These returns are enough to show us that the grubs of the Volucella do not deserve the bad reputation that has been given them. Satisfied with the spoils of the dead, they do not touch the living; they do not ravage the Wasps’-nest, they disinfect it.
Experiment confirms what we have learnt in the actual nests. Over and over again, I bring Wasp-grubs and Volucella-grubs together in small test-tubes, which are easy to observe. The first are well and strong; I have just taken them from their cells. The others are in various stages, from that of the snow-flake born the same day to that of the sturdy Porcupine.
There is nothing tragic about the encounter. The Flies’ grubs roam about the test-tube without touching the live tit-bit. The most that they do is to put their mouths for a moment to the morsel; then they take it away again, not caring for the dish. [[302]]
They want something different: a wounded, a dying creature; a corpse dissolving into sanies. Indeed, if I prick the Wasp-grub with a needle, the scornful ones immediately come and sup at the bleeding wound. If I give them a dead larva, brown with putrefaction, the grubs rip it open and feast on its humours. Better still: I can feed them quite satisfactorily with Wasps that have turned putrid under their horny rings; I see them greedily suck the juices of decomposing Cetonia-larvæ; I can keep them thriving with chopped-up butcher’s meat, which they know how to liquefy by the method of the common maggot. And these unprejudiced ones, who accept whatever comes their way, provided that it be dead, refuse it when it is alive. Like the true Flies and frank body-snatchers that they are, they wait, before touching a morsel, for death to do its work.

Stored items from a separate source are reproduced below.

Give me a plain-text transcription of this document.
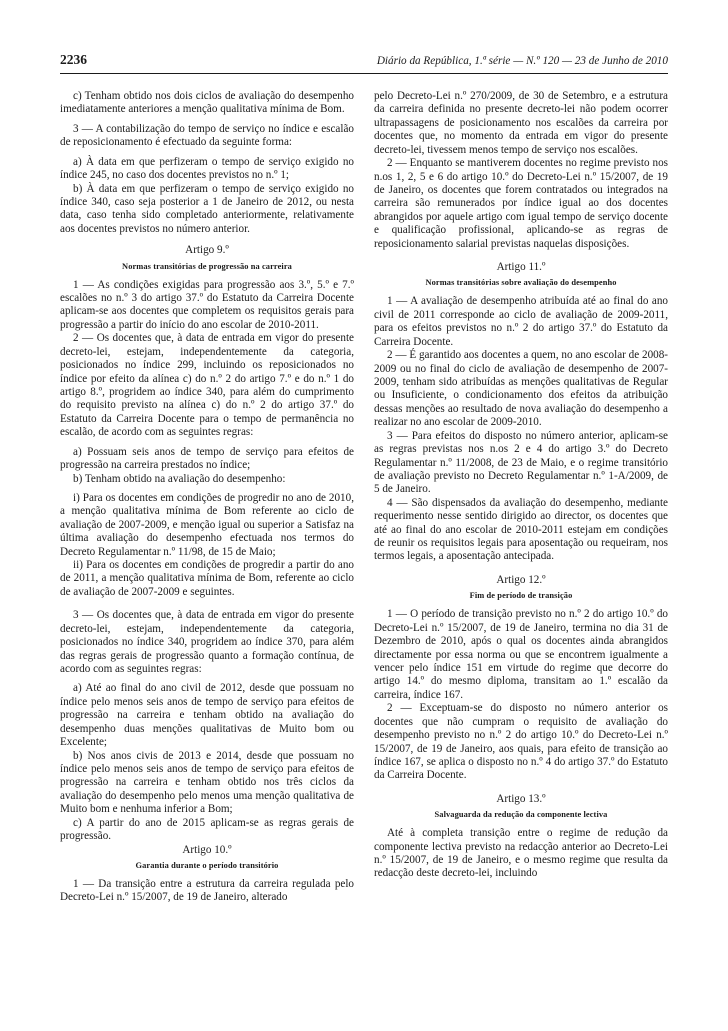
2236	Diário da República, 1.ª série — N.º 120 — 23 de Junho de 2010

c) Tenham obtido nos dois ciclos de avaliação do desempenho imediatamente anteriores a menção qualitativa mínima de Bom.

3 — A contabilização do tempo de serviço no índice e escalão de reposicionamento é efectuado da seguinte forma:

a) À data em que perfizeram o tempo de serviço exigido no índice 245, no caso dos docentes previstos no n.º 1;

b) À data em que perfizeram o tempo de serviço exigido no índice 340, caso seja posterior a 1 de Janeiro de 2012, ou nesta data, caso tenha sido completado anteriormente, relativamente aos docentes previstos no número anterior.

Artigo 9.º
Normas transitórias de progressão na carreira

1 — As condições exigidas para progressão aos 3.º, 5.º e 7.º escalões no n.º 3 do artigo 37.º do Estatuto da Carreira Docente aplicam-se aos docentes que completem os requisitos gerais para progressão a partir do início do ano escolar de 2010-2011.

2 — Os docentes que, à data de entrada em vigor do presente decreto-lei, estejam, independentemente da categoria, posicionados no índice 299, incluindo os reposicionados no índice por efeito da alínea c) do n.º 2 do artigo 7.º e do n.º 1 do artigo 8.º, progridem ao índice 340, para além do cumprimento do requisito previsto na alínea c) do n.º 2 do artigo 37.º do Estatuto da Carreira Docente para o tempo de permanência no escalão, de acordo com as seguintes regras:

a) Possuam seis anos de tempo de serviço para efeitos de progressão na carreira prestados no índice;

b) Tenham obtido na avaliação do desempenho:

i) Para os docentes em condições de progredir no ano de 2010, a menção qualitativa mínima de Bom referente ao ciclo de avaliação de 2007-2009, e menção igual ou superior a Satisfaz na última avaliação do desempenho efectuada nos termos do Decreto Regulamentar n.º 11/98, de 15 de Maio;

ii) Para os docentes em condições de progredir a partir do ano de 2011, a menção qualitativa mínima de Bom, referente ao ciclo de avaliação de 2007-2009 e seguintes.

3 — Os docentes que, à data de entrada em vigor do presente decreto-lei, estejam, independentemente da categoria, posicionados no índice 340, progridem ao índice 370, para além das regras gerais de progressão quanto a formação contínua, de acordo com as seguintes regras:

a) Até ao final do ano civil de 2012, desde que possuam no índice pelo menos seis anos de tempo de serviço para efeitos de progressão na carreira e tenham obtido na avaliação do desempenho duas menções qualitativas de Muito bom ou Excelente;

b) Nos anos civis de 2013 e 2014, desde que possuam no índice pelo menos seis anos de tempo de serviço para efeitos de progressão na carreira e tenham obtido nos três ciclos da avaliação do desempenho pelo menos uma menção qualitativa de Muito bom e nenhuma inferior a Bom;

c) A partir do ano de 2015 aplicam-se as regras gerais de progressão.

Artigo 10.º
Garantia durante o período transitório

1 — Da transição entre a estrutura da carreira regulada pelo Decreto-Lei n.º 15/2007, de 19 de Janeiro, alterado

pelo Decreto-Lei n.º 270/2009, de 30 de Setembro, e a estrutura da carreira definida no presente decreto-lei não podem ocorrer ultrapassagens de posicionamento nos escalões da carreira por docentes que, no momento da entrada em vigor do presente decreto-lei, tivessem menos tempo de serviço nos escalões.

2 — Enquanto se mantiverem docentes no regime previsto nos n.os 1, 2, 5 e 6 do artigo 10.º do Decreto-Lei n.º 15/2007, de 19 de Janeiro, os docentes que forem contratados ou integrados na carreira são remunerados por índice igual ao dos docentes abrangidos por aquele artigo com igual tempo de serviço docente e qualificação profissional, aplicando-se as regras de reposicionamento salarial previstas naquelas disposições.

Artigo 11.º
Normas transitórias sobre avaliação do desempenho

1 — A avaliação de desempenho atribuída até ao final do ano civil de 2011 corresponde ao ciclo de avaliação de 2009-2011, para os efeitos previstos no n.º 2 do artigo 37.º do Estatuto da Carreira Docente.

2 — É garantido aos docentes a quem, no ano escolar de 2008-2009 ou no final do ciclo de avaliação de desempenho de 2007-2009, tenham sido atribuídas as menções qualitativas de Regular ou Insuficiente, o condicionamento dos efeitos da atribuição dessas menções ao resultado de nova avaliação do desempenho a realizar no ano escolar de 2009-2010.

3 — Para efeitos do disposto no número anterior, aplicam-se as regras previstas nos n.os 2 e 4 do artigo 3.º do Decreto Regulamentar n.º 11/2008, de 23 de Maio, e o regime transitório de avaliação previsto no Decreto Regulamentar n.º 1-A/2009, de 5 de Janeiro.

4 — São dispensados da avaliação do desempenho, mediante requerimento nesse sentido dirigido ao director, os docentes que até ao final do ano escolar de 2010-2011 estejam em condições de reunir os requisitos legais para aposentação ou requeiram, nos termos legais, a aposentação antecipada.

Artigo 12.º
Fim de período de transição

1 — O período de transição previsto no n.º 2 do artigo 10.º do Decreto-Lei n.º 15/2007, de 19 de Janeiro, termina no dia 31 de Dezembro de 2010, após o qual os docentes ainda abrangidos directamente por essa norma ou que se encontrem igualmente a vencer pelo índice 151 em virtude do regime que decorre do artigo 14.º do mesmo diploma, transitam ao 1.º escalão da carreira, índice 167.

2 — Exceptuam-se do disposto no número anterior os docentes que não cumpram o requisito de avaliação do desempenho previsto no n.º 2 do artigo 10.º do Decreto-Lei n.º 15/2007, de 19 de Janeiro, aos quais, para efeito de transição ao índice 167, se aplica o disposto no n.º 4 do artigo 37.º do Estatuto da Carreira Docente.

Artigo 13.º
Salvaguarda da redução da componente lectiva

Até à completa transição entre o regime de redução da componente lectiva previsto na redacção anterior ao Decreto-Lei n.º 15/2007, de 19 de Janeiro, e o mesmo regime que resulta da redacção deste decreto-lei, incluindo
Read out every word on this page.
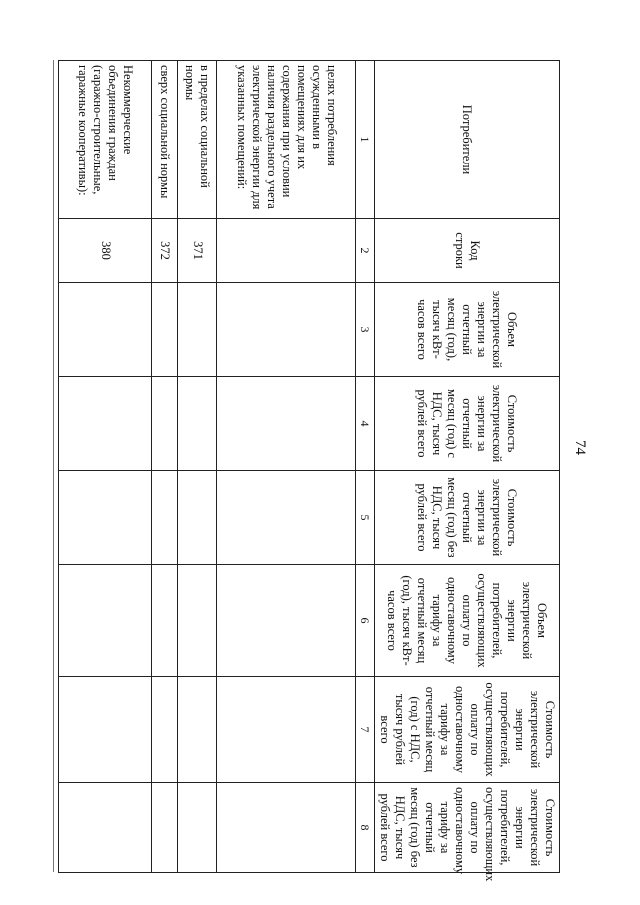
74
Потребители	Код строки	Объем электрической энергии за отчетный месяц (год), тысяч кВт-часов всего	Стоимость электрической энергии за отчетный месяц (год) с НДС, тысяч рублей всего	Стоимость электрической энергии за отчетный месяц (год) без НДС, тысяч рублей всего	Объем электрической энергии потребителей, осуществляющих оплату по одноставочному тарифу за отчетный месяц (год), тысяч кВт-часов всего	Стоимость электрической энергии потребителей, осуществляющих оплату по одноставочному тарифу за отчетный месяц (год) с НДС, тысяч рублей всего	Стоимость электрической энергии потребителей, осуществляющих оплату по одноставочному тарифу за отчетный месяц (год) без НДС, тысяч рублей всего
1	2	3	4	5	6	7	8
целях потребления осужденными в помещениях для их содержания при условии наличия раздельного учета электрической энергии для указанных помещений:							
в пределах социальной нормы	371						
сверх социальной нормы	372						
Некоммерческие объединения граждан (гаражно-строительные, гаражные кооперативы):	380						
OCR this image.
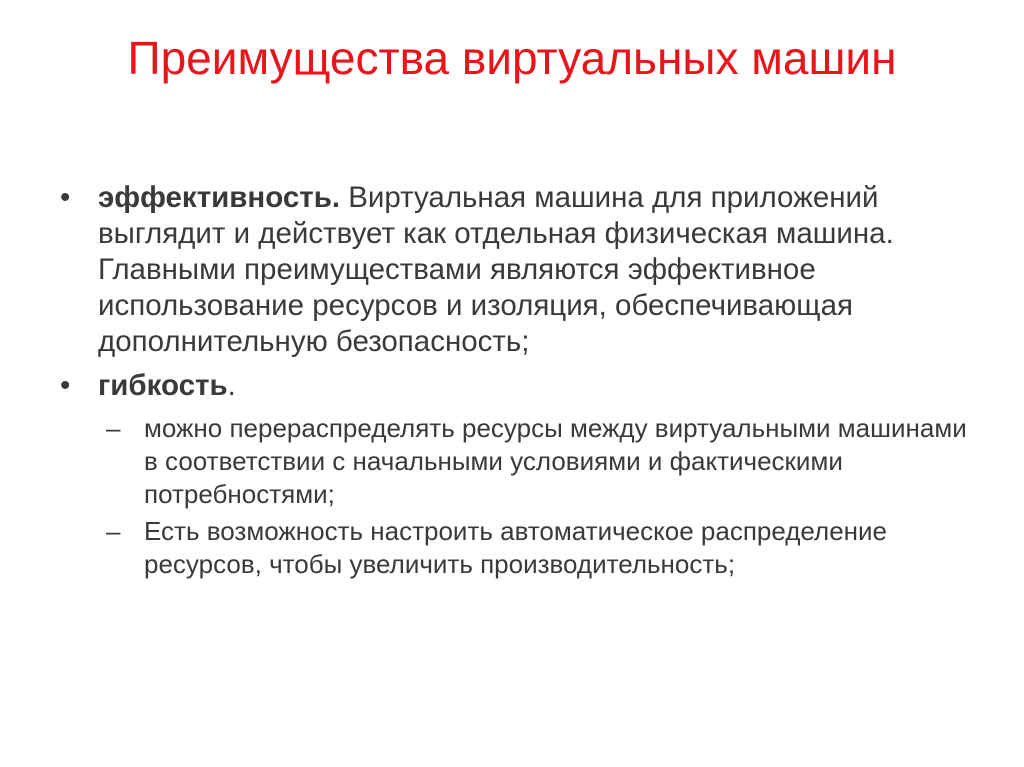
Преимущества виртуальных машин
• эффективность. Виртуальная машина для приложений выглядит и действует как отдельная физическая машина. Главными преимуществами являются эффективное использование ресурсов и изоляция, обеспечивающая дополнительную безопасность;
• гибкость.
– можно перераспределять ресурсы между виртуальными машинами в соответствии с начальными условиями и фактическими потребностями;
– Есть возможность настроить автоматическое распределение ресурсов, чтобы увеличить производительность;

Inside the Wasps’-nest, robust larvæ are the rule and weaklings the rare exception, because of the assiduous supervision which eliminates anything that is like to die. Here, nevertheless, Volucella-grubs are found, on the combs, among the busy Wasps. They are not, it is true, so numerous as in the charnel-house below, but still they are pretty frequent. Now what do they [[303]]do in this abode where there are no corpses? Do they attack the healthy? Their continual visits from cell to cell would at first make one think so; but we shall soon be undeceived if we observe their movements closely; and this is possible with my caged colonies.
I see them fussily crawling on the surface of the combs, swaying their necks from side to side and taking stock of the cells. This one does not suit, nor that one either; the bristly creature passes on, still in quest of something, thrusting its pointed fore-part now here, now there. This time, the cell appears to fulfil the requisite conditions. A larva, glowing with health, opens wide its mouth, believing its nurse to be approaching. It fills the hexagonal chamber with its bulging sides.
The gluttonous visitor bends and slips its slender fore-part, a blade of exquisite suppleness, between the wall and the inhabitant, whose slack rotundity yields to the pressure of this animated wedge. It plunges into the cell, leaving no part of itself outside but its wide hind-quarters, with the red dots of the two breathing-tubes.
It remains in this posture for some time, occupied with its work at the bottom of the cell. Meanwhile, the Wasps present remain [[304]]impassive, do not interfere, a clear proof that the grub visited is in no peril. The stranger, in fact, retires with a soft, gliding motion. The chubby babe, a sort of india-rubber bag, resumes its original volume without having suffered any harm, as its appetite soon shows. A nurse offers it a mouthful, which it accepts with every sign of unimpaired vigour. As for the Volucella-grub, it licks its lips for a few moments after its own fashion, pushing its two fangs in and out; then, without further loss of time, it goes and repeats its probing elsewhere.
What it wants down there, at the bottom of the cells, behind the grubs, cannot be decided by direct observation; it must be guessed at. Since the visited larva remains intact, it is not prey that the Volucella’s grub is after. Besides, if murder formed part of its plans, why dive to the bottom of the cell, instead of attacking the defenceless recluse straightway? It would be much easier to suck the patient’s juices through the actual orifice of the cell. Instead of that, we see a dip, always a dip and never any other tactics.
Then what is there behind the Wasp-grub? Let us try to word all this as decently as we can. In spite of its exceeding cleanliness, [[305]]the grub is not exempt from the physiological ills inseparable from the work of the stomach. Like all that eats, it has intestinal waste matter in regard to which its confinement compels it to behave with extreme discretion. Like so many other close-cabined larvæ of Wasps and Bees, it waits until the moment of the transformation to rid itself of its digestive refuse. Then, once and for all, it casts out the unclean accumulation whereof the pupa, that delicate, reborn organism, must not retain the least trace. This is found later, in any empty cell, in the form of a dark-purple plug. But, without waiting for this final purge, this lump, there are, from time to time, slight excretions of fluid, clear as water. We have only to keep a Wasp-grub in a little glass tube to recognize these occasional discharges. Well, I see nothing else to explain the action of the Volucella’s grubs when they dip into the cells without wounding the larvæ. They are looking for this liquid, they provoke its emission. It represents to them a dainty which they enjoy over and above the more substantial fare provided by the corpses.